Wenn die Krankenkasse die eigentlichen Pflichtleistungen nicht budgetfähig stellt, solle die Frau sich doch die Ärzte nach Hause holen lassen. Auf die Bemerkung der Frau, ob ein Zahnarzt evtl. mit einer Bohrmaschine kommen soll, kommt von Seiten des Sozialamtes nur ein Achselzucken. Aber zurück zu den Teilhabeleistungen! Auf Nachfragen der Betroffenen, was denn mit den Bedürfnissen und damit Bedarfen nach Begleitung beim Spazierengehen, bei Einkaufsbummeln und ähnlichen Dingen ist, kam vom Beauftragten die Antwort: „Spazierengehen und Einkaufsbummel sind NICHT Bestandteile von Teilhabe an der Gemeinschaft."

Dazu zitieren sie den § 58 SGB IX, in dem „nur" Hilfen zur Förderung der Begegnung und des Umgangs mit nichtbehinderten Menschen und Hilfen zum Besuch von Veranstaltungen oder Einrichtungen, die der Geselligkeit, der Unterhaltung oder kulturellen Zwecken dienen, vorgesehen sind.

Also wenn man hier genau nach dem Gesetzestext geht, darf sich diese Frau eigentlich nur noch die Begleitung zur Förderung der Begegnung mit NICHTBEHINDERTEN Menschen genehmigen lassen und die Begegnung mit BEHINDERTEN Menschen, vielleicht in einer ihrer Selbsthilfegruppen, ist demnächst gestrichen. Was für ein Hohn, aber nach Gesetz!
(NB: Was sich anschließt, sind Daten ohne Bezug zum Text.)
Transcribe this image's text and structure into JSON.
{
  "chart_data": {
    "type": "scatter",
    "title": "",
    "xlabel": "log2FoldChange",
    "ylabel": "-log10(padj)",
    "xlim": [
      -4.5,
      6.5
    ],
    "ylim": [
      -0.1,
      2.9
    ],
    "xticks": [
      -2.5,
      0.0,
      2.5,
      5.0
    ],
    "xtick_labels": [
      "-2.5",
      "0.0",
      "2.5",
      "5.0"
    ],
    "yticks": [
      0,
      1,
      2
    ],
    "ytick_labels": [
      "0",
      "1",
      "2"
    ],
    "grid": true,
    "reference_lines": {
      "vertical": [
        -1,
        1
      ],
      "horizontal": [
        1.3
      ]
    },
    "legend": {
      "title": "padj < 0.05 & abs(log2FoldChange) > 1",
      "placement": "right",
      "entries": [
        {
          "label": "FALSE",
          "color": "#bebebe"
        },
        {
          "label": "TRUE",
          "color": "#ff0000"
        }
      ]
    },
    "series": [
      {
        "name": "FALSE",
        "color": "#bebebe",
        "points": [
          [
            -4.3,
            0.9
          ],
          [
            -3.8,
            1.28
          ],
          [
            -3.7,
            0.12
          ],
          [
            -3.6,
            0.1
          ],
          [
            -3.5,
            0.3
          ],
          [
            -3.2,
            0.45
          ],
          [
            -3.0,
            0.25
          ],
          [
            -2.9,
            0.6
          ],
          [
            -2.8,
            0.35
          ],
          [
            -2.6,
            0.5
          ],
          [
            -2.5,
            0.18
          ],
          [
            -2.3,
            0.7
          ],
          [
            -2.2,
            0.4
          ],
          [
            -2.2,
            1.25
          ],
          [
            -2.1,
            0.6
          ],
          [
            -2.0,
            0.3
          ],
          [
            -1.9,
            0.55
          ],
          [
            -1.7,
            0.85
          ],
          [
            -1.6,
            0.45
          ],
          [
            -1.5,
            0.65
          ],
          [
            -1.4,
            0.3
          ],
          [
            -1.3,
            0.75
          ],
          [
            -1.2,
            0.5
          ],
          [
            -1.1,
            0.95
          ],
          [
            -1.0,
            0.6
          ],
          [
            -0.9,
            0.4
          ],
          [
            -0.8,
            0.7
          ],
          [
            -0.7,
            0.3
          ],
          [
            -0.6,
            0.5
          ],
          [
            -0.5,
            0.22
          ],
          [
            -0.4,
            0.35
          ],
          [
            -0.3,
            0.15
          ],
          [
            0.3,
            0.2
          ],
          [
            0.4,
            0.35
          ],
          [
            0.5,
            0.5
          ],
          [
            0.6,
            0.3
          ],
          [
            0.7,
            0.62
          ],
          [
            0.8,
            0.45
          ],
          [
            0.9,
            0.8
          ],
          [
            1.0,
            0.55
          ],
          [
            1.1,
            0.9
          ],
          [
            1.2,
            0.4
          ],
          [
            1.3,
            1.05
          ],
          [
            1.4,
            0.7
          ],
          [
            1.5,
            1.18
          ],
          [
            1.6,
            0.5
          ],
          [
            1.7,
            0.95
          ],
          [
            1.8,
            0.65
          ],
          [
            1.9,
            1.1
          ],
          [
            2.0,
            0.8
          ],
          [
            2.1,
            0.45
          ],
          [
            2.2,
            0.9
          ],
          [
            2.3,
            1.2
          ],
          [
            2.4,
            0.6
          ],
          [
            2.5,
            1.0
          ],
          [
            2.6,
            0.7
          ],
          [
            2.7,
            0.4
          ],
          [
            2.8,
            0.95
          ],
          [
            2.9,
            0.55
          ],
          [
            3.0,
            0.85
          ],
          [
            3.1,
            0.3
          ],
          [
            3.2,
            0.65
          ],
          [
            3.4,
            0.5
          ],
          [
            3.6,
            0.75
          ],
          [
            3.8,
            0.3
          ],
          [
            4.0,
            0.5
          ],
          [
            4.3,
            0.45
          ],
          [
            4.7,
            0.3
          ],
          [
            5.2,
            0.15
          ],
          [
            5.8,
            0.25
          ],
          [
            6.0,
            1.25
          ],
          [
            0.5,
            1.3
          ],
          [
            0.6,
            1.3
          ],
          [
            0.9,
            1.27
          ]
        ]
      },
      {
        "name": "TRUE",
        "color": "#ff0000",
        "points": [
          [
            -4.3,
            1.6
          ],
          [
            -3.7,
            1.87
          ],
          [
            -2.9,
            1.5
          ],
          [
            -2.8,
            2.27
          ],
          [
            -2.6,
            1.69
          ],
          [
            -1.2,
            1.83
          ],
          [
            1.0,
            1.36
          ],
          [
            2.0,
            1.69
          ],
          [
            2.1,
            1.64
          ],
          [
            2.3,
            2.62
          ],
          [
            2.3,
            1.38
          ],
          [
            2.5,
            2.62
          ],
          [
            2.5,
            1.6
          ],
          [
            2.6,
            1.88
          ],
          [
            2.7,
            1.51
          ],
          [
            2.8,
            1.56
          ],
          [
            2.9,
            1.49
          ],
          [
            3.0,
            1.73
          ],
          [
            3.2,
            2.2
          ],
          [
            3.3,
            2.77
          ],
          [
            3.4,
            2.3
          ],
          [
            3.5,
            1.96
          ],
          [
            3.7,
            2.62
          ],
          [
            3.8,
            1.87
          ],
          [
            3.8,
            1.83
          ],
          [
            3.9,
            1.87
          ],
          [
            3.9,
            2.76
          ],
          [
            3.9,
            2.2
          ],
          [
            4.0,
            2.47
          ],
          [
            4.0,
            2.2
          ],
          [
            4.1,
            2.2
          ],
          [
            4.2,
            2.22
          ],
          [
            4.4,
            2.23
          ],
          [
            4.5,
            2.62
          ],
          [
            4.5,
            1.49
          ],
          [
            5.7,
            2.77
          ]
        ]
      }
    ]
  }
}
Aber noch mal zurück zur Bedarfsermittlung. Nach einer ca. 2 1⁄2-stündigen für alle anstrengende Zusammenkunft steht auf dem Papier nach wie vor nur der festgestellte Pflege- und Hauswirtschaftsbedarf gemäß MdK-Gutachten. Hinzu kommt ein noch nicht zusammengerechneter „Bedarf" für Teilhabe, der nicht wirklich den wahren Bedarf einer Frau aufzeigt, die sich vor einem halben Jahr schon gefreut hat, endlich wieder einfach nur IHR Leben zu leben. Aber die Frau hat trotz aller Schwierigkeiten angekündigt, gemeinsam mit dem Budgetberater sich IHRE Rechte zu erkämpfen. Dass ihr WIRKLICHER Bedarf in der Zielvereinbarung steht, wird leider erst Wahrheit werden, wenn es uns allen gelungen ist, ein wirkliches BEDARFSDECKENDES ASSISTENZ- UND TEILHABEGESETZ durchzusetzen, das seinen Namen auch verdient.